Natural Resources Research ( IF 4.8 ) Pub Date : 2024-09-26 , DOI: 10.1007/s11053-024-10400-x Farzaneh Khorram, Xavier Emery, Mohammad Maleki, Gabriel País
This paper proposes an extension of the traditional multigaussian model, where a regionalized variable measured on a continuous quantitative scale is represented as a transform of a stationary Gaussian random field. Such a model is popular in the earth and environmental sciences to address both spatial prediction and uncertainty assessment problems. The novelty of our proposal is that the transformation between the original variable and the associated Gaussian random field is not assumed to be monotonic, which offers greater versatility to the model. A step-by-step procedure is presented to infer the model parameters, based on the fitting of the marginal distribution and the indicator direct and cross-covariances of the original variable. The applicability of this procedure is illustrated with a case study related to grade control in a porphyry copper-gold deposit, where the fit of the gold grade distribution is shown to outperform the one obtained with the traditional multigaussian model based on a monotonic transformation.
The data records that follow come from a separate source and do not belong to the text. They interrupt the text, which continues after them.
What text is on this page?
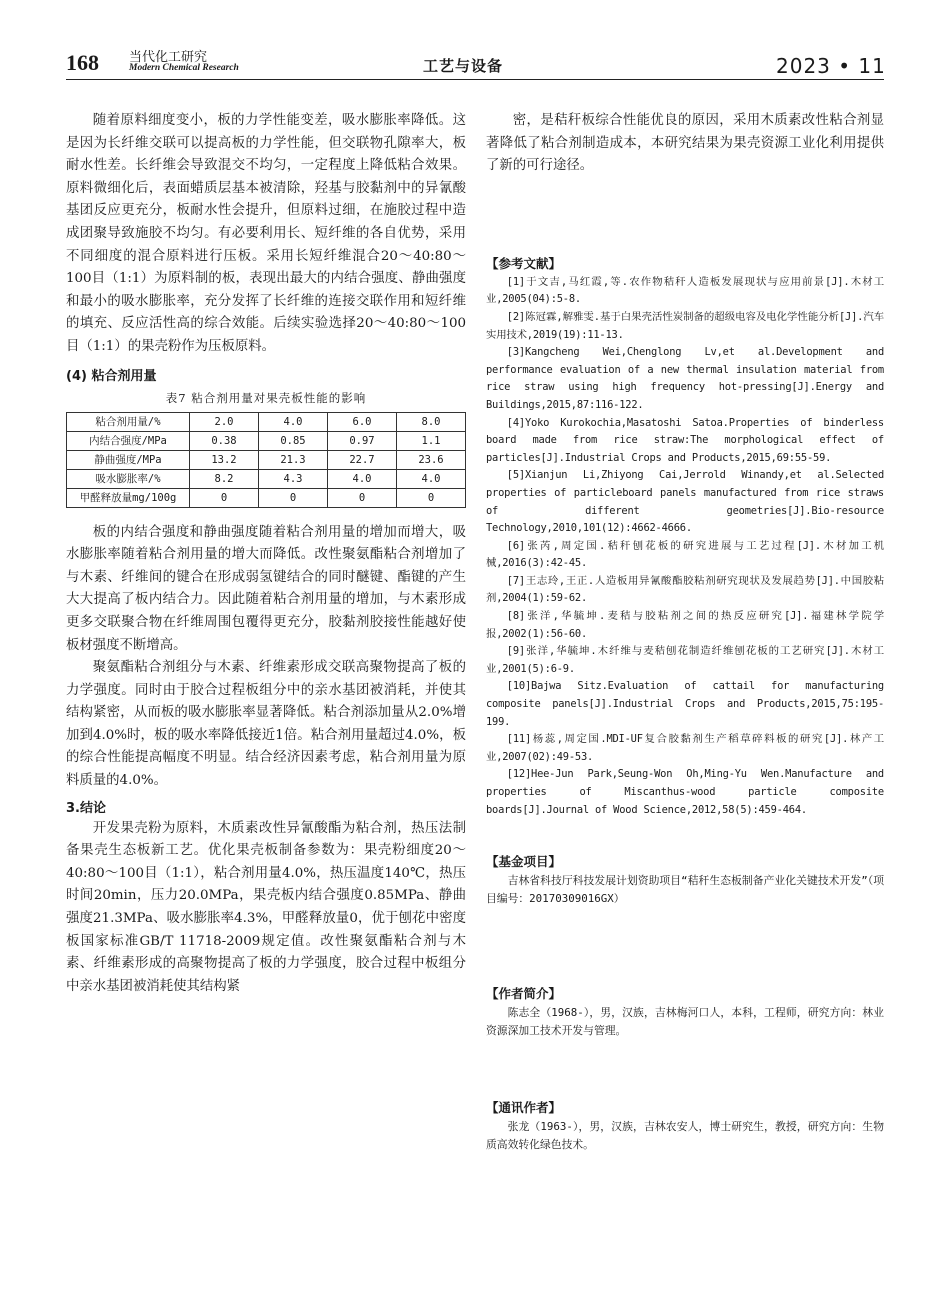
168 当代化工研究
Modern Chemical Research	工艺与设备	2023 • 11

随着原料细度变小，板的力学性能变差，吸水膨胀率降低。这是因为长纤维交联可以提高板的力学性能，但交联物孔隙率大，板耐水性差。长纤维会导致混交不均匀，一定程度上降低粘合效果。原料微细化后，表面蜡质层基本被清除，羟基与胶黏剂中的异氰酸基团反应更充分，板耐水性会提升，但原料过细，在施胶过程中造成团聚导致施胶不均匀。有必要利用长、短纤维的各自优势，采用不同细度的混合原料进行压板。采用长短纤维混合20～40:80～100目（1:1）为原料制的板，表现出最大的内结合强度、静曲强度和最小的吸水膨胀率，充分发挥了长纤维的连接交联作用和短纤维的填充、反应活性高的综合效能。后续实验选择20～40:80～100目（1:1）的果壳粉作为压板原料。

(4) 粘合剂用量

表7 粘合剂用量对果壳板性能的影响

粘合剂用量/%	2.0	4.0	6.0	8.0
内结合强度/MPa	0.38	0.85	0.97	1.1
静曲强度/MPa	13.2	21.3	22.7	23.6
吸水膨胀率/%	8.2	4.3	4.0	4.0
甲醛释放量mg/100g	0	0	0	0

板的内结合强度和静曲强度随着粘合剂用量的增加而增大，吸水膨胀率随着粘合剂用量的增大而降低。改性聚氨酯粘合剂增加了与木素、纤维间的键合在形成弱氢键结合的同时醚键、酯键的产生大大提高了板内结合力。因此随着粘合剂用量的增加，与木素形成更多交联聚合物在纤维周围包覆得更充分，胶黏剂胶接性能越好使板材强度不断增高。

聚氨酯粘合剂组分与木素、纤维素形成交联高聚物提高了板的力学强度。同时由于胶合过程板组分中的亲水基团被消耗，并使其结构紧密，从而板的吸水膨胀率显著降低。粘合剂添加量从2.0%增加到4.0%时，板的吸水率降低接近1倍。粘合剂用量超过4.0%，板的综合性能提高幅度不明显。结合经济因素考虑，粘合剂用量为原料质量的4.0%。

3.结论

开发果壳粉为原料，木质素改性异氰酸酯为粘合剂，热压法制备果壳生态板新工艺。优化果壳板制备参数为：果壳粉细度20～40:80～100目（1:1），粘合剂用量4.0%，热压温度140℃，热压时间20min，压力20.0MPa，果壳板内结合强度0.85MPa、静曲强度21.3MPa、吸水膨胀率4.3%，甲醛释放量0，优于刨花中密度板国家标准GB/T 11718-2009规定值。改性聚氨酯粘合剂与木素、纤维素形成的高聚物提高了板的力学强度，胶合过程中板组分中亲水基团被消耗使其结构紧

密，是秸秆板综合性能优良的原因，采用木质素改性粘合剂显著降低了粘合剂制造成本，本研究结果为果壳资源工业化利用提供了新的可行途径。

【参考文献】

[1]于文吉,马红霞,等.农作物秸秆人造板发展现状与应用前景[J].木材工业,2005(04):5-8.

[2]陈冠霖,解雅雯.基于白果壳活性炭制备的超级电容及电化学性能分析[J].汽车实用技术,2019(19):11-13.

[3]Kangcheng Wei,Chenglong Lv,et al.Development and performance evaluation of a new thermal insulation material from rice straw using high frequency hot-pressing[J].Energy and Buildings,2015,87:116-122.

[4]Yoko Kurokochia,Masatoshi Satoa.Properties of binderless board made from rice straw:The morphological effect of particles[J].Industrial Crops and Products,2015,69:55-59.

[5]Xianjun Li,Zhiyong Cai,Jerrold Winandy,et al.Selected properties of particleboard panels manufactured from rice straws of different geometries[J].Bio-resource Technology,2010,101(12):4662-4666.

[6]张芮,周定国.秸秆刨花板的研究进展与工艺过程[J].木材加工机械,2016(3):42-45.

[7]王志玲,王正.人造板用异氰酸酯胶粘剂研究现状及发展趋势[J].中国胶粘剂,2004(1):59-62.

[8]张洋,华毓坤.麦秸与胶粘剂之间的热反应研究[J].福建林学院学报,2002(1):56-60.

[9]张洋,华毓坤.木纤维与麦秸刨花制造纤维刨花板的工艺研究[J].木材工业,2001(5):6-9.

[10]Bajwa Sitz.Evaluation of cattail for manufacturing composite panels[J].Industrial Crops and Products,2015,75:195-199.

[11]杨蕊,周定国.MDI-UF复合胶黏剂生产稻草碎料板的研究[J].林产工业,2007(02):49-53.

[12]Hee-Jun Park,Seung-Won Oh,Ming-Yu Wen.Manufacture and properties of Miscanthus-wood particle composite boards[J].Journal of Wood Science,2012,58(5):459-464.

【基金项目】

吉林省科技厅科技发展计划资助项目“秸秆生态板制备产业化关键技术开发”（项目编号：20170309016GX）

【作者简介】

陈志全（1968-），男，汉族，吉林梅河口人，本科，工程师，研究方向：林业资源深加工技术开发与管理。

【通讯作者】

张龙（1963-），男，汉族，吉林农安人，博士研究生，教授，研究方向：生物质高效转化绿色技术。
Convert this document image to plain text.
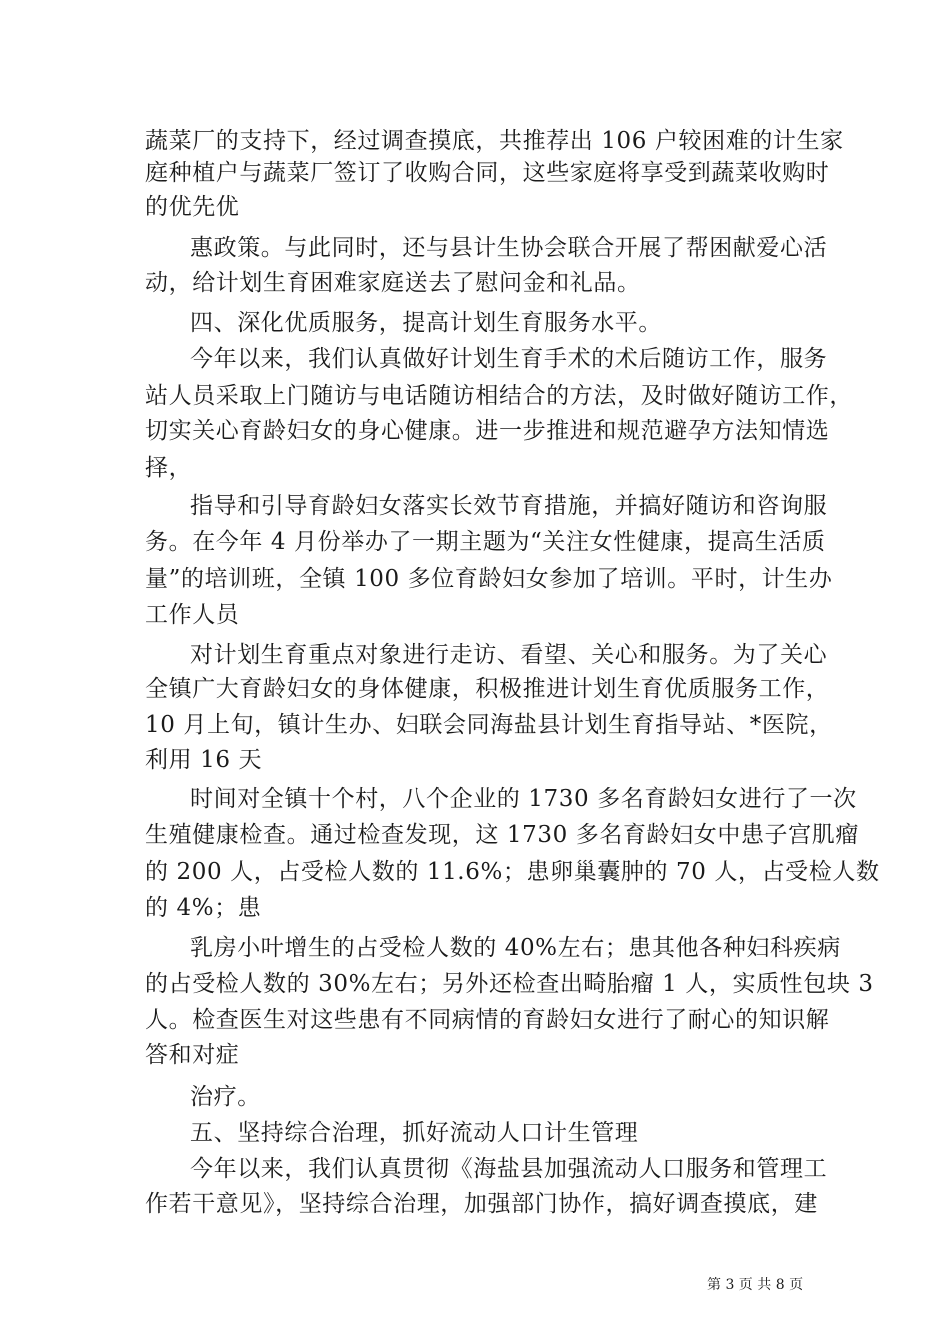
蔬菜厂的支持下，经过调查摸底，共推荐出 106 户较困难的计生家
庭种植户与蔬菜厂签订了收购合同，这些家庭将享受到蔬菜收购时
的优先优
惠政策。与此同时，还与县计生协会联合开展了帮困献爱心活
动，给计划生育困难家庭送去了慰问金和礼品。
四、深化优质服务，提高计划生育服务水平。
今年以来，我们认真做好计划生育手术的术后随访工作，服务
站人员采取上门随访与电话随访相结合的方法，及时做好随访工作，
切实关心育龄妇女的身心健康。进一步推进和规范避孕方法知情选
择，
指导和引导育龄妇女落实长效节育措施，并搞好随访和咨询服
务。在今年 4 月份举办了一期主题为“关注女性健康，提高生活质
量”的培训班，全镇 100 多位育龄妇女参加了培训。平时，计生办
工作人员
对计划生育重点对象进行走访、看望、关心和服务。为了关心
全镇广大育龄妇女的身体健康，积极推进计划生育优质服务工作，
10 月上旬，镇计生办、妇联会同海盐县计划生育指导站、*医院，
利用 16 天
时间对全镇十个村，八个企业的 1730 多名育龄妇女进行了一次
生殖健康检查。通过检查发现，这 1730 多名育龄妇女中患子宫肌瘤
的 200 人，占受检人数的 11.6%；患卵巢囊肿的 70 人，占受检人数
的 4%；患
乳房小叶增生的占受检人数的 40%左右；患其他各种妇科疾病
的占受检人数的 30%左右；另外还检查出畸胎瘤 1 人，实质性包块 3
人。检查医生对这些患有不同病情的育龄妇女进行了耐心的知识解
答和对症
治疗。
五、坚持综合治理，抓好流动人口计生管理
今年以来，我们认真贯彻《海盐县加强流动人口服务和管理工
作若干意见》，坚持综合治理，加强部门协作，搞好调查摸底，建
第 3 页 共 8 页
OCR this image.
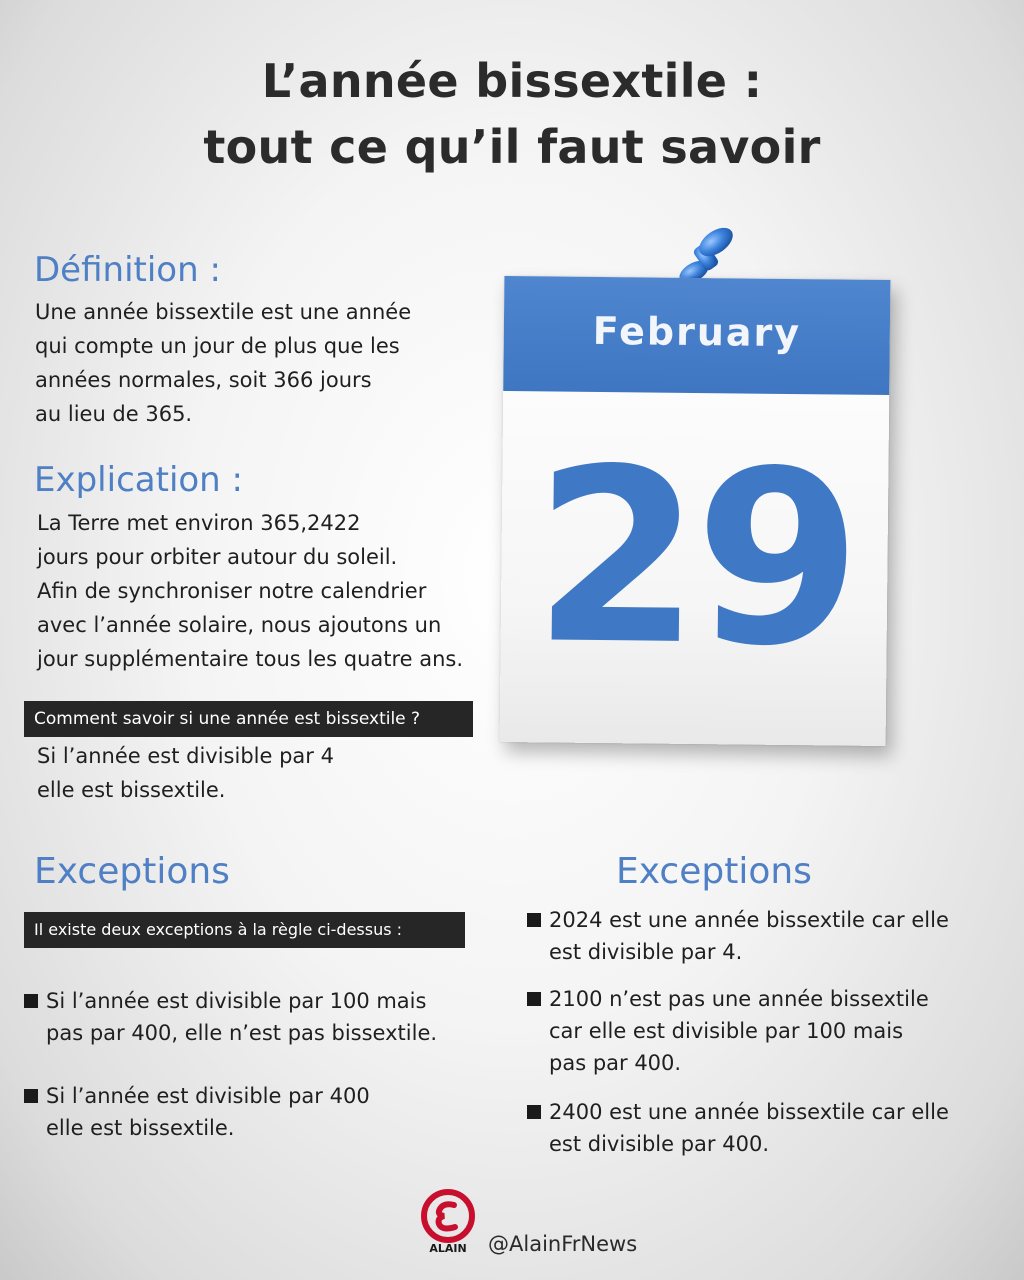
L’année bissextile :
tout ce qu’il faut savoir
Définition :
Une année bissextile est une année
qui compte un jour de plus que les
années normales, soit 366 jours
au lieu de 365.
Explication :
La Terre met environ 365,2422
jours pour orbiter autour du soleil.
Afin de synchroniser notre calendrier
avec l’année solaire, nous ajoutons un
jour supplémentaire tous les quatre ans.
Comment savoir si une année est bissextile ?
Si l’année est divisible par 4
elle est bissextile.
February
29
Exceptions
Il existe deux exceptions à la règle ci-dessus :
Si l’année est divisible par 100 mais
pas par 400, elle n’est pas bissextile.
Si l’année est divisible par 400
elle est bissextile.
Exceptions
2024 est une année bissextile car elle
est divisible par 4.
2100 n’est pas une année bissextile
car elle est divisible par 100 mais
pas par 400.
2400 est une année bissextile car elle
est divisible par 400.
ALAIN	@AlainFrNews
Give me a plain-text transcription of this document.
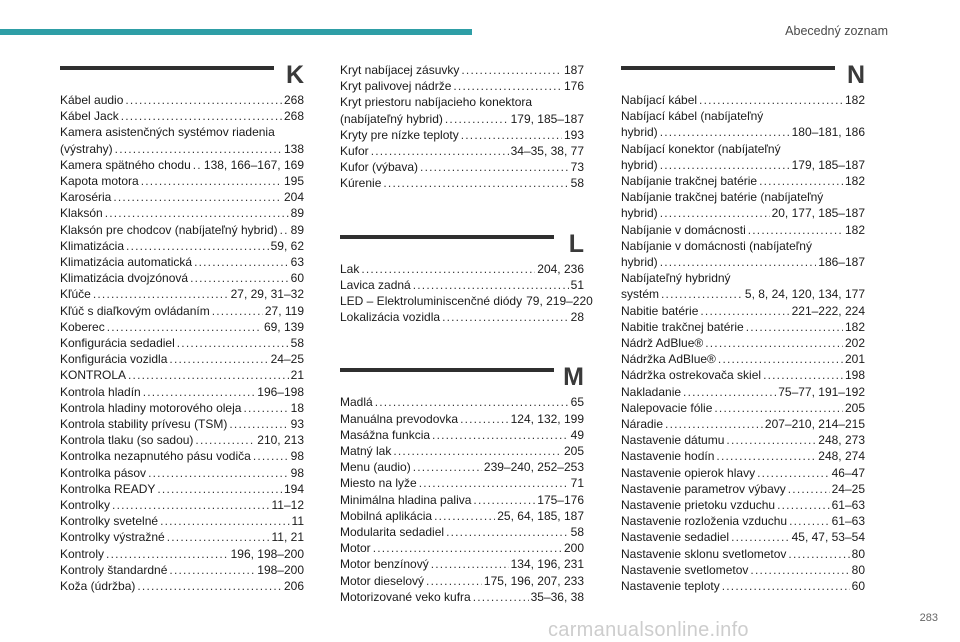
Abecedný zoznam
K
Kábel audio .....	268
Kábel Jack .....	268
Kamera asistenčných systémov riadenia
(výstrahy) .....	138
Kamera spätného chodu ..... 138, 166–167, 169
Kapota motora .....	195
Karoséria .....	204
Klaksón .....	89
Klaksón pre chodcov (nabíjateľný hybrid) ..... 89
Klimatizácia .....	59, 62
Klimatizácia automatická .....	63
Klimatizácia dvojzónová .....	60
Kľúče .....	27, 29, 31–32
Kľúč s diaľkovým ovládaním .....	27, 119
Koberec .....	69, 139
Konfigurácia sedadiel .....	58
Konfigurácia vozidla .....	24–25
KONTROLA .....	21
Kontrola hladín .....	196–198
Kontrola hladiny motorového oleja .....	18
Kontrola stability prívesu (TSM) .....	93
Kontrola tlaku (so sadou) .....	210, 213
Kontrolka nezapnutého pásu vodiča .....	98
Kontrolka pásov .....	98
Kontrolka READY .....	194
Kontrolky .....	11–12
Kontrolky svetelné .....	11
Kontrolky výstražné .....	11, 21
Kontroly .....	196, 198–200
Kontroly štandardné .....	198–200
Koža (údržba) .....	206
Kryt nabíjacej zásuvky .....	187
Kryt palivovej nádrže .....	176
Kryt priestoru nabíjacieho konektora
(nabíjateľný hybrid) .....	179, 185–187
Kryty pre nízke teploty .....	193
Kufor .....	34–35, 38, 77
Kufor (výbava) .....	73
Kúrenie .....	58
L
Lak .....	204, 236
Lavica zadná .....	51
LED – Elektroluminiscenčné diódy 79, 219–220
Lokalizácia vozidla .....	28
M
Madlá .....	65
Manuálna prevodovka .....	124, 132, 199
Masážna funkcia .....	49
Matný lak .....	205
Menu (audio) .....	239–240, 252–253
Miesto na lyže .....	71
Minimálna hladina paliva .....	175–176
Mobilná aplikácia .....	25, 64, 185, 187
Modularita sedadiel .....	58
Motor .....	200
Motor benzínový .....	134, 196, 231
Motor dieselový .....	175, 196, 207, 233
Motorizované veko kufra .....	35–36, 38
N
Nabíjací kábel .....	182
Nabíjací kábel (nabíjateľný
hybrid) .....	180–181, 186
Nabíjací konektor (nabíjateľný
hybrid) .....	179, 185–187
Nabíjanie trakčnej batérie .....	182
Nabíjanie trakčnej batérie (nabíjateľný
hybrid) .....	20, 177, 185–187
Nabíjanie v domácnosti .....	182
Nabíjanie v domácnosti (nabíjateľný
hybrid) .....	186–187
Nabíjateľný hybridný
systém .....	5, 8, 24, 120, 134, 177
Nabitie batérie .....	221–222, 224
Nabitie trakčnej batérie .....	182
Nádrž AdBlue® .....	202
Nádržka AdBlue® .....	201
Nádržka ostrekovača skiel .....	198
Nakladanie .....	75–77, 191–192
Nalepovacie fólie .....	205
Náradie .....	207–210, 214–215
Nastavenie dátumu .....	248, 273
Nastavenie hodín .....	248, 274
Nastavenie opierok hlavy .....	46–47
Nastavenie parametrov výbavy .....	24–25
Nastavenie prietoku vzduchu .....	61–63
Nastavenie rozloženia vzduchu .....	61–63
Nastavenie sedadiel .....	45, 47, 53–54
Nastavenie sklonu svetlometov .....	80
Nastavenie svetlometov .....	80
Nastavenie teploty .....	60
283
carmanualsonline.info
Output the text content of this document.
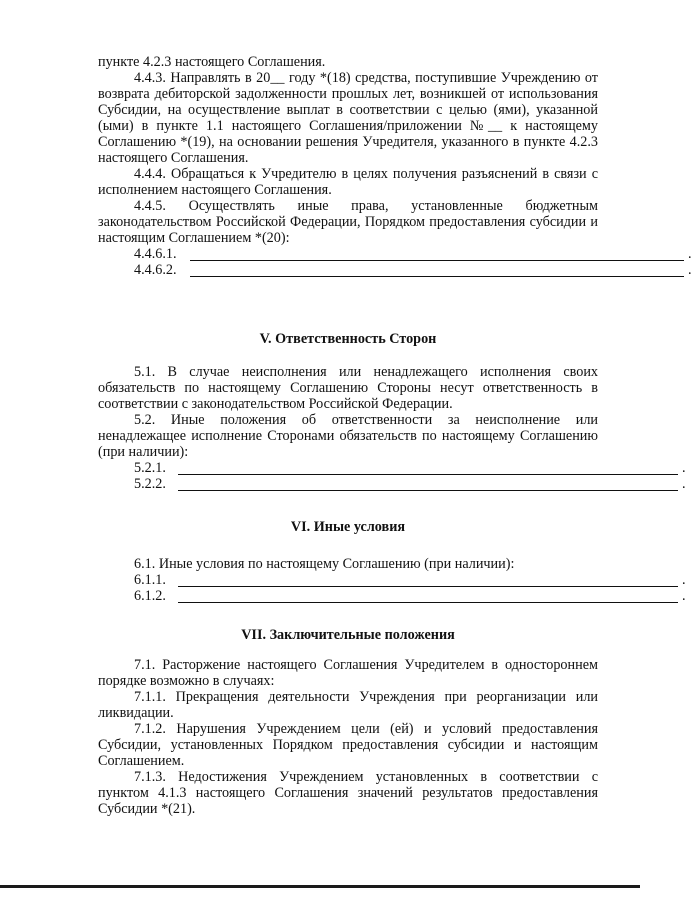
пункте 4.2.3 настоящего Соглашения.

4.4.3. Направлять в 20__ году *(18) средства, поступившие Учреждению от возврата дебиторской задолженности прошлых лет, возникшей от использования Субсидии, на осуществление выплат в соответствии с целью (ями), указанной (ыми) в пункте 1.1 настоящего Соглашения/приложении №__ к настоящему Соглашению *(19), на основании решения Учредителя, указанного в пункте 4.2.3 настоящего Соглашения.

4.4.4. Обращаться к Учредителю в целях получения разъяснений в связи с исполнением настоящего Соглашения.

4.4.5. Осуществлять иные права, установленные бюджетным законодательством Российской Федерации, Порядком предоставления субсидии и настоящим Соглашением *(20):

4.4.6.1.	.
4.4.6.2.	.
V. Ответственность Сторон

5.1. В случае неисполнения или ненадлежащего исполнения своих обязательств по настоящему Соглашению Стороны несут ответственность в соответствии с законодательством Российской Федерации.

5.2. Иные положения об ответственности за неисполнение или ненадлежащее исполнение Сторонами обязательств по настоящему Соглашению (при наличии):

5.2.1.	.
5.2.2.	.
VI. Иные условия

6.1. Иные условия по настоящему Соглашению (при наличии):

6.1.1.	.
6.1.2.	.
VII. Заключительные положения

7.1. Расторжение настоящего Соглашения Учредителем в одностороннем порядке возможно в случаях:

7.1.1. Прекращения деятельности Учреждения при реорганизации или ликвидации.

7.1.2. Нарушения Учреждением цели (ей) и условий предоставления Субсидии, установленных Порядком предоставления субсидии и настоящим Соглашением.

7.1.3. Недостижения Учреждением установленных в соответствии с пунктом 4.1.3 настоящего Соглашения значений результатов предоставления Субсидии *(21).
This translates into a better assessment of the uncertainty at unobserved locations, as proved by a split-sample validation.
中文翻译:
区域化变量高斯化的非单调变换:建模方面
本文提出了传统多高斯模型的扩展,其中在连续定量尺度上测量的区域化变量被表示为平稳高斯随机场的变换。这种模型在地球和环境科学中很流行,用于解决空间预测和不确定性评估问题。我们建议的新颖之处在于,原始变量和相关高斯随机场之间的变换不被假定为单调的,这为模型提供了更大的多功能性。基于边际分布的拟合以及原始变量的指标直接协方差和互协方差,提出了逐步过程来推断模型参数。该程序的适用性通过与斑岩铜金矿床品位控制相关的案例研究来说明,其中金品位分布的拟合结果优于基于单调变换的传统多高斯模型获得的拟合结果。正如分割样本验证所证明的那样,这可以更好地评估未观察位置的不确定性。